Earlier in the blog, we covered the basics of the Mekko or Marimekko chart. In this entry, we discuss types of analyses that are best suited for visualization through the Mekko chart. Note that not all readers will be familiar with these charts and it is important that they are well designed and simply convey the information.
The Mekko is a two dimensional stacked bar chart where the width and height of segments carry information. Unlike the bar-mekko, the Marimekko chart has a 100% y-axis.
The Marimekko is great way of answering a variety of market overview questions. For example if we want to understand who the most valuable franchises are by sport the Mekko is a succinct way of showing it (see chart below). Each column in the Mekko represents a sport and each segment is a franchise. In this example no franchise can exist in two different columns/sports. This however does not have to be true for Mekko charts in general. Often the segments in a Mekko are repeated across the columns.
Mekko chart showing most valuable franchises by sport
Other types of questions you can answer with the Marimekko include:
- How many servers do Facebook, Amazon, and Google have across the world? Here we would make each continent a column in the Mekko and each company a horizontal segment
- Who are largest medical device companies by product line? Each product line could be a column in the Mekko and each company a horizontal segment. The value plotted would be company revenue
- Which countries grow the most coffee beans in the world? The columns of the Mekko would be continents. The segments would be the countries. The value plotted would be the amount of coffee grown.
The Mekko chart is a standard option with Aploris either on your Mac or PC. Simply select the Mariekko chart option and Aploris will provide you with sample chart and template data that you can quickly modify.
Similar to the Marimekko, the Bar-mekko is a two-dimensional chart where the area of each segment is of interest. Other terms used for this type of chart include skyline chart, variable-width column graph and variwide chart. Unlike the Marimekko, the Bar-mekko does not require a 100% axis which means not all columns have to be the same height. This enables the Bar-mekko to effectively communicate two different variables.
One typical example are Bar-mekkos that show profit pools where the y-axis represents a gross or operating profit margin and the x-axis represents the revenue. In the example below, we use the Bar-mekko to examine Microsoft’s different business units (source: 2013 earnings release).
Bar-mekko or skyline chart
The reader can quickly see which units bring in the most revenue represented by the widest segments as well as which ones provide the greatest operating margin, namely the tallest segments. Since multiplying revenue and margin results in the operating income or loss, it is also easy to see which ones provide the greatest operating income by identifying the segments with largest areas.
Similar to the Marimekko, Aploris also lets users quickly create Bar-mekko charts. Users, either on Mac or PC, can toggle between Bar-mekkos and Marimekkos by turning on the 100% axis property or turning it off to switch back from Marimekko to Bar-mekko.

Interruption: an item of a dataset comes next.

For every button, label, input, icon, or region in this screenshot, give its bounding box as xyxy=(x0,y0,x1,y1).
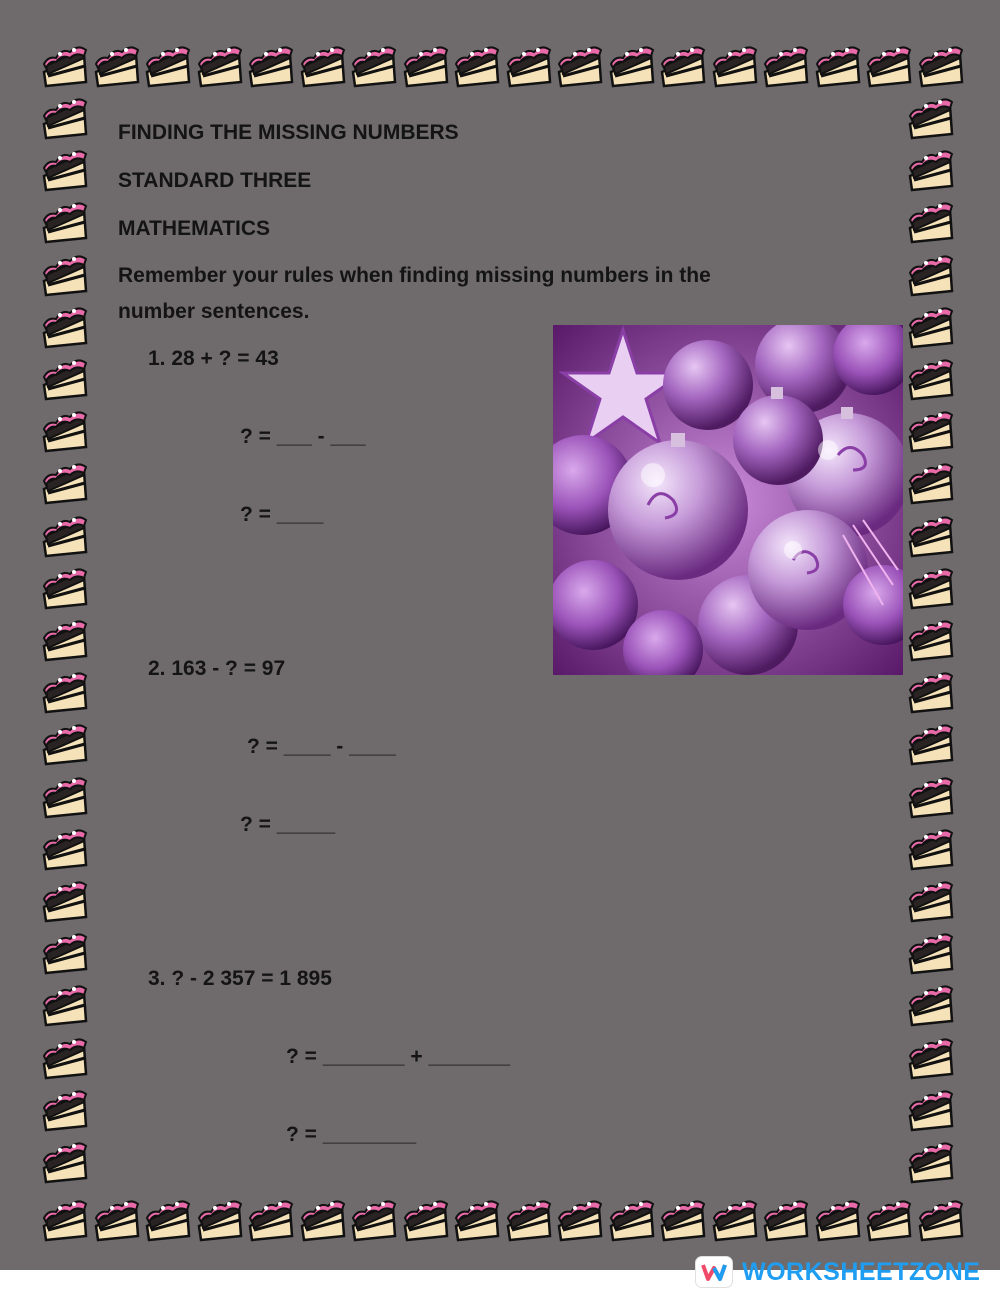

The Marimekko (or Mekko) chart is a two dimensional chart that is especially useful when explaining market landscapes. The Marimekko, named after the colorful Scandinavian textile design is often used by management consultants. In the example below we use a Mekko chart to convey the types of grapes grown in California.
Market segments are arranged in columns along the x-axis with the width of the column denoting the size of the segment. In the example above, grapes are segmented into red and white. The height of the columns are typically equal (in our next entry we will discuss Marimekko charts with custom heights). Each column can then also be segmented with the height of the segment representing the share that segment occupies. In the example above, the segments within a column show grape type (e.g. Cabernet). Alternatively, we could have listed the grower (e.g. Robert Mondavi).
The Mekko chart enables the reader to easily grasp the overall landscape helping them quickly discern the largest and smallest segments along two dimensions. With Aploris users can quickly create Marimekko charts and also have great deal of control with how it looks and what information the labels carry. For example, labels can be modified to list the percent of the column the segment represents or the percent of the total chart that the segment represents.